If these ghastly descriptions aren’t enough, perhaps the chilling story of Shlomo Ron will evoke some empathy: On that black Shabbat of October 7, Shlomo and his family hid in their safe room while the murderers roamed around the kibbutz, slaughtering everyone they could find. In an act of sublime heroism, Shlomo left the safe room where his family was hiding. He sat down in the living room and waited for the killers.
And they came.
When they saw an old, seemingly senile man sitting alone in his living room, not even trying to hide, they thought he was troubled and left alone in the house, so they shot him and moved to the next one, to continue the killing. Shlomo Ron thereby saved the life of his beloved wife, Hana, and the lives of his cherished daughters and grandson.
Shlomo was buried on Kibbutz Kinneret. Nearby are the poets Rachel and Naomi Shemer, who wrote about their love for the Land of Israel, its landscape, its people. Now, buried next to them, they have a true hero who sacrificed his life so his family could live.
Maybe the stories of the children who hid under their beds from the Hamas knives will be more photogenic? Even now, safe in hotels in central Israel, they continue to sleep under the bed.
What about the members of the extended Haran family, two of whom were murdered and 10 (!) of whom were kidnapped to Gaza, including children? Can anyone imagine that? Has the world become numb to terrorism? Are we expected to restrain ourselves until the next time murderous terrorists in the thousands invade Israel for another bloody killing spree, or is it our duty—all of ours—to ensure that such horrors never, ever repeat themselves—whether aimed at us or at others?
But there is hope, and I choose to believe that the people of light, those who see the truth, far outnumber the hypocrites.
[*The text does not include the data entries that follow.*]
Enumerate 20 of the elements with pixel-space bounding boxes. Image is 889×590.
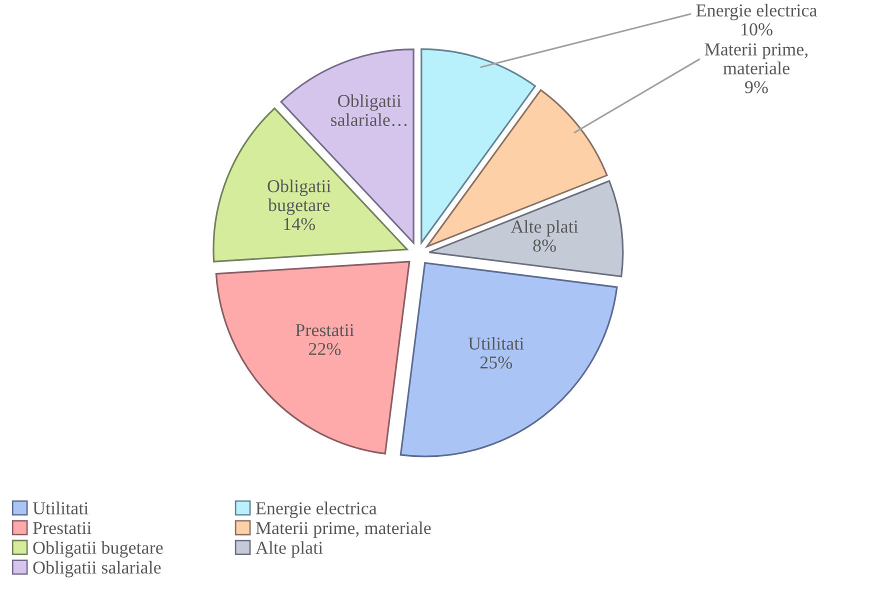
slice-label: Materii prime, materiale [704,43,808,74]
data-label: 10% [742,23,772,36]
slice-label: Alte plati [510,220,578,236]
data-label: 14% [284,218,316,230]
legend-label: Materii prime, materiale [256,521,431,538]
legend-label: Obligatii salariale [33,560,161,578]
data-label: 8% [533,239,556,252]
slice-label: Energie electrica [696,4,817,20]
data-label: 25% [480,356,512,369]
slice-label: Obligatii bugetare [268,180,331,215]
data-label: 9% [745,81,768,94]
legend-label: Energie electrica [256,502,377,518]
legend-label: Alte plati [256,541,323,558]
data-label: 22% [308,342,341,356]
slice-label: Utilitati [468,336,524,350]
legend-label: Utilitati [32,502,88,514]
legend-label: Prestatii [33,522,92,534]
legend-label: Obligatii bugetare [33,541,163,558]
text: Obligatii salariale… [331,94,407,126]
slice-label: Prestatii [296,324,354,336]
Across the world are millions who stand by Israel in this difficult time, including, most certainly, the line of leaders from the wider world who came to Israel and issued statements of support that are not ambiguous.
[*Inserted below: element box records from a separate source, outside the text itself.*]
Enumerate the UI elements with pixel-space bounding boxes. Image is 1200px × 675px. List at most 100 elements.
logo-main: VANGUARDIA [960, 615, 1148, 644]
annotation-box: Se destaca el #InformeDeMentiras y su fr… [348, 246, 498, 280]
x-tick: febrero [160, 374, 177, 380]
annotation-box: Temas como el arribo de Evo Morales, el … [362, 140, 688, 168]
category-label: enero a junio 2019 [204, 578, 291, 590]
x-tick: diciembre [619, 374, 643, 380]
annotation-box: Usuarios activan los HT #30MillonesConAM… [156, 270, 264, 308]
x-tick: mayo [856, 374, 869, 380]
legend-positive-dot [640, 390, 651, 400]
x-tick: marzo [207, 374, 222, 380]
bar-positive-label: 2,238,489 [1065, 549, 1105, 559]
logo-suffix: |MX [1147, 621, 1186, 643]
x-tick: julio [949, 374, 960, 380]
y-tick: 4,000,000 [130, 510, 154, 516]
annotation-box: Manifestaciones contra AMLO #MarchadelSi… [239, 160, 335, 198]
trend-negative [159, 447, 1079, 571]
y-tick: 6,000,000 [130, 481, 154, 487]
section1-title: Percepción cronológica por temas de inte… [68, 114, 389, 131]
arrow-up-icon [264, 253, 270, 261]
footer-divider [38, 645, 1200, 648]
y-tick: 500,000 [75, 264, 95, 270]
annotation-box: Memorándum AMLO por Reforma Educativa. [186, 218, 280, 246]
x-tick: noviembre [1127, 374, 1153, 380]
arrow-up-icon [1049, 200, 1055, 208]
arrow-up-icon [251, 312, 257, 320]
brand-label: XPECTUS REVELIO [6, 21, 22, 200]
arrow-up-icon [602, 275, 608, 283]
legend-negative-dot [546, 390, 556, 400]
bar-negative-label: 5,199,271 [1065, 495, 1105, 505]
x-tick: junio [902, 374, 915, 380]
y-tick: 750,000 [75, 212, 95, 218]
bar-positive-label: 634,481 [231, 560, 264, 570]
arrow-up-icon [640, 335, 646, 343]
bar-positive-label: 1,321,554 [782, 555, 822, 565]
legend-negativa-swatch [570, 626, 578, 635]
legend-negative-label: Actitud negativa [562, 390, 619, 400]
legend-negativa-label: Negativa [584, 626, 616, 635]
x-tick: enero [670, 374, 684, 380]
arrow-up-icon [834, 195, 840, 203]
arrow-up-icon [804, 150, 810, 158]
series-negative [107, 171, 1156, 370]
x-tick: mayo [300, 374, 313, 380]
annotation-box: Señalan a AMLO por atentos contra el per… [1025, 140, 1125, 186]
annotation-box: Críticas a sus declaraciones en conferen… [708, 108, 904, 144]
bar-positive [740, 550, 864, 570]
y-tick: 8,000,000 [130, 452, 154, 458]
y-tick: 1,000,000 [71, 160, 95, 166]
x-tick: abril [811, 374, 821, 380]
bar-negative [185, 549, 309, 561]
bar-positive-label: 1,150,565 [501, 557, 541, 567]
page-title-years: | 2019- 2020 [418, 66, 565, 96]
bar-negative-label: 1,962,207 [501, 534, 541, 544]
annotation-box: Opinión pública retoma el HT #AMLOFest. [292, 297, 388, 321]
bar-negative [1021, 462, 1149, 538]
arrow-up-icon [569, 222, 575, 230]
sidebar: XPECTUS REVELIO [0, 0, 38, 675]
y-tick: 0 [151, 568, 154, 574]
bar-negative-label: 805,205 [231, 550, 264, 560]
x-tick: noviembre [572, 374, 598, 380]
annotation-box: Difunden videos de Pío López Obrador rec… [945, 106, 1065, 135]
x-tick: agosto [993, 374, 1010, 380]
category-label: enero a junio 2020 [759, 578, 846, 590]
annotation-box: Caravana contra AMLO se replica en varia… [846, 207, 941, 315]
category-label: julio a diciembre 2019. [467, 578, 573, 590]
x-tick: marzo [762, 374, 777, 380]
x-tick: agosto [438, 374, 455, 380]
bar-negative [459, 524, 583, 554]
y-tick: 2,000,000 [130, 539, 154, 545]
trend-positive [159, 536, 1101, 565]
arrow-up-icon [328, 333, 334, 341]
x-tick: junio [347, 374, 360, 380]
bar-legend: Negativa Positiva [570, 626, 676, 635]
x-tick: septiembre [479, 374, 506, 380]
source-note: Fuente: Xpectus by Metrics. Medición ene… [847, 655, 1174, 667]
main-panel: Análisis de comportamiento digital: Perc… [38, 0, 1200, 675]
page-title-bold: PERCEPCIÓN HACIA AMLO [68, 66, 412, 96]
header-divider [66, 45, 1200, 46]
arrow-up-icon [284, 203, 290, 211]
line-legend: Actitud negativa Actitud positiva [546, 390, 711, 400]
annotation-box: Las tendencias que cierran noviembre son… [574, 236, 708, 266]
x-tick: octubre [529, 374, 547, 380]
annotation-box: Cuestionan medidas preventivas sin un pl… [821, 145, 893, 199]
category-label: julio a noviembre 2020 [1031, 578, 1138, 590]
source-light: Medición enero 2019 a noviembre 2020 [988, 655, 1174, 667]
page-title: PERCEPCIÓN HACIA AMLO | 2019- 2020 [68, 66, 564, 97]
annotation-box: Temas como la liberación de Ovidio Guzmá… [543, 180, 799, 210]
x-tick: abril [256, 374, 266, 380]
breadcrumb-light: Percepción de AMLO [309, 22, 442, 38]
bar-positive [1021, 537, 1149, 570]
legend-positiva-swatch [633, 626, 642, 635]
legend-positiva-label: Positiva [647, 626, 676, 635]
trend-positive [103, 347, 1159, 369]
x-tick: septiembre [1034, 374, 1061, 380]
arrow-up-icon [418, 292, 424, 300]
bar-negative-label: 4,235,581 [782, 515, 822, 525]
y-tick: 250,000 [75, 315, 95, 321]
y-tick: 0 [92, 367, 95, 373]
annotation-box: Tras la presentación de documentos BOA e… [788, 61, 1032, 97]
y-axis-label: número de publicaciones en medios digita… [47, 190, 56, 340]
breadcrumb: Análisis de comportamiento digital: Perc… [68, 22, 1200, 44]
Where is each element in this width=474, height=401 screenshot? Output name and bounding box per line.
Moving displays from across the world try to overpower the hypocrisy and anti-Israeli incitement, such as this exhibition of baby carriages in London.
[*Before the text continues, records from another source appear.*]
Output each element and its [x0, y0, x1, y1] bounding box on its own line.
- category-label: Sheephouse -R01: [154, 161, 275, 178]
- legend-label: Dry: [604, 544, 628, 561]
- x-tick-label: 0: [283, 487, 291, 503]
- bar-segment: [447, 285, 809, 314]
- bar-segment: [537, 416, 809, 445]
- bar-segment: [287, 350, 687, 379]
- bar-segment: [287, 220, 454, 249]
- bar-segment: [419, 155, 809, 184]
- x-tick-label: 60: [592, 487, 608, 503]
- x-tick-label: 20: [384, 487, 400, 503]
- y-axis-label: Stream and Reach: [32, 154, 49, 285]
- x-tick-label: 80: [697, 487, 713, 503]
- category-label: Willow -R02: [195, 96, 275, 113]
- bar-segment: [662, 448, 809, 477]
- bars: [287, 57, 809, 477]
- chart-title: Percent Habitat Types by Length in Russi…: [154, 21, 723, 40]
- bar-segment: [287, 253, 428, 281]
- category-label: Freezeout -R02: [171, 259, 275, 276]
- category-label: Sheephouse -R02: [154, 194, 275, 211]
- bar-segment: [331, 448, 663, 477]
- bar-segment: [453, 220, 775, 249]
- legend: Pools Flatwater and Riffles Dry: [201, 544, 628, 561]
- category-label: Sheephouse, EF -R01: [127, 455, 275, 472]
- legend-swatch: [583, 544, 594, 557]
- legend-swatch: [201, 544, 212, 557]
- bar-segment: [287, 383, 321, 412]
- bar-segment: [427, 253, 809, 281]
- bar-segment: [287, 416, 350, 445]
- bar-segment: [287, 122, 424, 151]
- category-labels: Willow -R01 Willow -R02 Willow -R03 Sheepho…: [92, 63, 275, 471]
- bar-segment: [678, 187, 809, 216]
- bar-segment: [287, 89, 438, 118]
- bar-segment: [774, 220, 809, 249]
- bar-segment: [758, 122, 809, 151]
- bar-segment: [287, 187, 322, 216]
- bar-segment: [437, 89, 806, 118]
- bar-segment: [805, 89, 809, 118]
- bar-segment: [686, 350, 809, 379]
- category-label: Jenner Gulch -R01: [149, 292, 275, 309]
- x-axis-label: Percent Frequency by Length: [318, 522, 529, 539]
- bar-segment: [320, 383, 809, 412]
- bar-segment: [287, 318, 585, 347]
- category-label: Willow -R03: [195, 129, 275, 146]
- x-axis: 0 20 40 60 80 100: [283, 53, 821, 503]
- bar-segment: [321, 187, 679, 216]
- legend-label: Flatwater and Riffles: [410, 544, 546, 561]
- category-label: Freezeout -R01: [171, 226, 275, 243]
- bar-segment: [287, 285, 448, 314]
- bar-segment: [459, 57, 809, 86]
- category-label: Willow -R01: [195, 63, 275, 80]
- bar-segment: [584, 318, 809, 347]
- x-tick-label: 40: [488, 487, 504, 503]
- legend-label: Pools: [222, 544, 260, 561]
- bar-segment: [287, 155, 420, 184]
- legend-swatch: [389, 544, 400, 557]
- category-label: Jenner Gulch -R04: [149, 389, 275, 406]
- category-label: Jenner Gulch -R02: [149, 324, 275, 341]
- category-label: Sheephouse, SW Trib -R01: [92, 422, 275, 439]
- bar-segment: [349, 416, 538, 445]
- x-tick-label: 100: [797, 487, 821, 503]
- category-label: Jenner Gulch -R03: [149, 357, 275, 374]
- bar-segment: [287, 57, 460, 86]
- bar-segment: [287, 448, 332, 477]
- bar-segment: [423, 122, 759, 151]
And this Shabbat table in Rome, with similar tables on display in other places around the world.
Pictures of the 222 abducted are seen in New York’s Times Square and in this moving video from Green Point Cape Town, South Africa, as well as in many, many other places.
The pain spans the world. Stretching from the kibbutzim in the south of Israel—from the rivers of blood, the burned homes, and the endless newly dug graves—into the hearts of Jews and people of all faiths around the world. This is the chain of brotherhood and solidarity, the chain of truth that must prevail over lies.
Please help the truth be revealed, facts prevail over ignorance. Otherwise, as long as there are those who support and justify the atrocities, they will never stop. Not here. Not anywhere.
Together, united, we will overcome.
Leah Garber is a senior vice president of JCC Association of North America and director of its Center for Israel Engagement in Jerusalem.